No. Colours, strictly speaking, are places on the unbroken continuum of light that we see in a rainbow. There aren't any new ones. Scientists have found that people can distinguish at least a million different colours, though we can name only the ones we have names for.
That is, we could have identified Tangerine Tango as "orange" or maybe "red orange," but until Pantone named it their Colour of the Year for 2012, most of us couldn't have distinguished this particular shade of orange as Tangerine Tango.
Pantone has more than 1,100 different names for colours -- many more than most of us would ever use, but still many fewer than our eyes are able to distinguish.
So what does it mean when we have "new" colours each season?
The last time Pantone chose orange for the colour of the year was in 2004, when Tigerlily was the queen of colours.
Chances are good that most of us, asked to pick between Tangerine Tango and Tiger Lily, would have a hard time. Even if we had a clear preference for one over the other, if we then went out looking for a lamp to match one shade or the other, we'd have a hard time picking the "right" shade with confidence.

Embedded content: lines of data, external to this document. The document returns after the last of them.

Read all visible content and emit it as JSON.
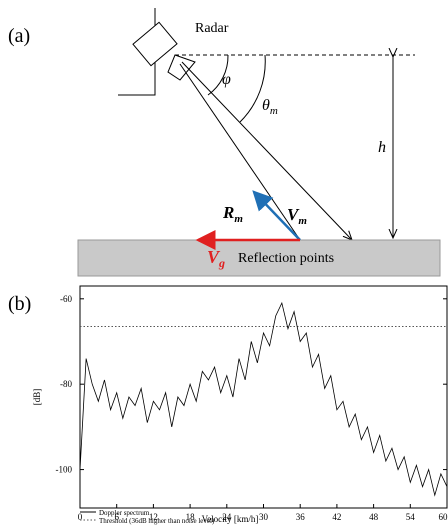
{
  "diagram": {
    "panel_label": "(a)",
    "radar_label": "Radar",
    "phi": "φ",
    "theta": {
      "symbol": "θ",
      "sub": "m"
    },
    "h": "h",
    "R": {
      "symbol": "R",
      "sub": "m"
    },
    "V": {
      "symbol": "V",
      "sub": "m"
    },
    "Vg": {
      "symbol": "V",
      "sub": "g"
    },
    "ground_label": "Reflection points"
  },
  "chart_data": {
    "type": "line",
    "panel_label": "(b)",
    "x_label": "Velocity [km/h]",
    "y_label": "[dB]",
    "x": [
      0,
      1,
      2,
      3,
      4,
      5,
      6,
      7,
      8,
      9,
      10,
      11,
      12,
      13,
      14,
      15,
      16,
      17,
      18,
      19,
      20,
      21,
      22,
      23,
      24,
      25,
      26,
      27,
      28,
      29,
      30,
      31,
      32,
      33,
      34,
      35,
      36,
      37,
      38,
      39,
      40,
      41,
      42,
      43,
      44,
      45,
      46,
      47,
      48,
      49,
      50,
      51,
      52,
      53,
      54,
      55,
      56,
      57,
      58,
      59,
      60
    ],
    "series": [
      {
        "name": "Doppler spectrum",
        "color": "#000000",
        "values": [
          -100,
          -74,
          -80,
          -84,
          -79,
          -86,
          -82,
          -88,
          -83,
          -85,
          -81,
          -89,
          -84,
          -86,
          -82,
          -90,
          -83,
          -85,
          -80,
          -84,
          -77,
          -79,
          -76,
          -82,
          -78,
          -83,
          -74,
          -79,
          -70,
          -75,
          -68,
          -71,
          -64,
          -61,
          -67,
          -63,
          -70,
          -68,
          -76,
          -73,
          -81,
          -78,
          -86,
          -84,
          -90,
          -87,
          -93,
          -90,
          -96,
          -92,
          -98,
          -95,
          -100,
          -97,
          -103,
          -99,
          -104,
          -100,
          -106,
          -101,
          -104
        ]
      }
    ],
    "threshold": {
      "name": "Threshold (36dB higher than noise level)",
      "value": -66.5,
      "color": "#555555"
    },
    "xlim": [
      0,
      60
    ],
    "xticks": [
      0,
      6,
      12,
      18,
      24,
      30,
      36,
      42,
      48,
      54,
      60
    ],
    "ylim": [
      -109,
      -57
    ],
    "yticks": [
      -60,
      -80,
      -100
    ]
  }
}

So why do we even have new colours each season? It's actually something about the human brain. We get used to seeing one set of colours -- say, the warm pinks and greens of 2011 -- and when we see the deep blues and red-oranges of 2012 we find them much more exciting.
This is because our brains naturally quit responding to information we've seen before.They have to. We can't go around getting excited about the colour of the sky every moment that we see it, and equally excited about all the other sensations in the world. We wouldn't be able to concentrate at all if we did that. Our brains protect us by responding differently to new information than to old information.
New colours have been out of style for a while, or they're a bit different from the almost-identical version of the colour that was popular last year, so they look new to us. We may not like them at first, or we may be excited to see a colour we love but which hasn't been around recently. Either way, they get our full attention.